The FBR was considering reducing this rate back to 40% for the tax year 2022 and then set it at 50% for the tax year 2023, according to the sources.

Similarly, for the ADR of above 40% to 50%, the government in this year’s budget had increased the tax rate from 37.5% to 49%.

The sources added that now there was a proposal that the rate should be reverted back to 37.5% for tax year 2022 and set at 45% for the tax year 2023.

In the budget, the standard rate of tax for banking companies was revised at 39% for the tax year 2023 and onwards. The super tax rate was also enhanced to 10% for tax year 2023.

The sources said the government was planning to give another tax relief of nearly Rs5 billion to the stock market.

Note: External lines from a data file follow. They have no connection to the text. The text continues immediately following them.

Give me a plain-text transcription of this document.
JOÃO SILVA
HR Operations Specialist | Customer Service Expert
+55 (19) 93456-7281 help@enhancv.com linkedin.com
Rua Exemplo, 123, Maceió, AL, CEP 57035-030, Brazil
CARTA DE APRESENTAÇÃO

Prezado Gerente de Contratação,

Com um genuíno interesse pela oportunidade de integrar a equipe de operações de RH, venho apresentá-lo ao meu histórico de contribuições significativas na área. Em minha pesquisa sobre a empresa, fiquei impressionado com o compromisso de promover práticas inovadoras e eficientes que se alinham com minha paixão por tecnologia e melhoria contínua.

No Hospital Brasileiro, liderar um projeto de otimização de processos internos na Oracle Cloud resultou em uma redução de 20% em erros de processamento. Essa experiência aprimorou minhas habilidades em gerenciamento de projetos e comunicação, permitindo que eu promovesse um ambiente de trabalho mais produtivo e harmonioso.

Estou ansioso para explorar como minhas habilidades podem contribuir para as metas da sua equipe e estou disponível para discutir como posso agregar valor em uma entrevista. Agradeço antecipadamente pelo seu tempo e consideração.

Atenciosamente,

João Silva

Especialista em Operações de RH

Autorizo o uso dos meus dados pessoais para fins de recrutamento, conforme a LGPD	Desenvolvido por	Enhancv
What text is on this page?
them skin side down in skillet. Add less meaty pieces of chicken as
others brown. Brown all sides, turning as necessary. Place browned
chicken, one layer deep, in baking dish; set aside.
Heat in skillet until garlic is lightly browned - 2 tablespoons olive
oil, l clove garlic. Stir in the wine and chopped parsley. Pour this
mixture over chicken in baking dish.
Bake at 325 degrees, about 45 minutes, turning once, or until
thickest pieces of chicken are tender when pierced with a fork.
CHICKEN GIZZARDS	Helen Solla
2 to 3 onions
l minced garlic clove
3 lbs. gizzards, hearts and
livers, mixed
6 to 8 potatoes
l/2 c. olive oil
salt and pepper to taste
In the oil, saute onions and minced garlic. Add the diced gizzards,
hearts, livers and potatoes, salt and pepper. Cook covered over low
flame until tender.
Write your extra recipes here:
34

The government had already given Rs8 billion to Rs10 billion relief in income tax to the stock market by lowering the capital gains tax rates on sale of shares after holding them for two years. It had also completely abolished the tax by the sixth year in the budget.

In the recent budget, this relief has been restricted only to those disposal of shares acquired on or after July 1, 2022.

Read more IMF toughens stance on loan tranche release

For shares purchased before July 2022, the old fixed tax rate of 12.5% had been retained.

However, the sources said the government was considering that the shares purchased before July 1, 2022 should also be charged on the reduced income tax rates. This will provide around Rs5 billion income tax relief.

In the budget, the government had increased the fixed income tax rate for transporters.

The advance tax on passenger transport vehicles has been increased in the range of Rs1,000 to Rs4,000 per seat.

The finance minister has already announced reducing the maximum per seat rate to Rs1,500.

This will cause about Rs2 billion hit to the revenues, according to the sources.

The government has already announced withdrawing the fixed tax regime for the traders. This will cause a Rs42 billion dent in the revenues.

However, the finance minister said that the government would collect Rs27 billion from the traders in this fiscal year by enhancing the previous tax regime rates.

The Rs15 billion gap would be filled by increasing taxes on other sectors, he added.

The finance minister further stated that the relief in taxes would be compensated by increasing taxes on tobacco, cigarettes, and increasing duties on certain imported goods.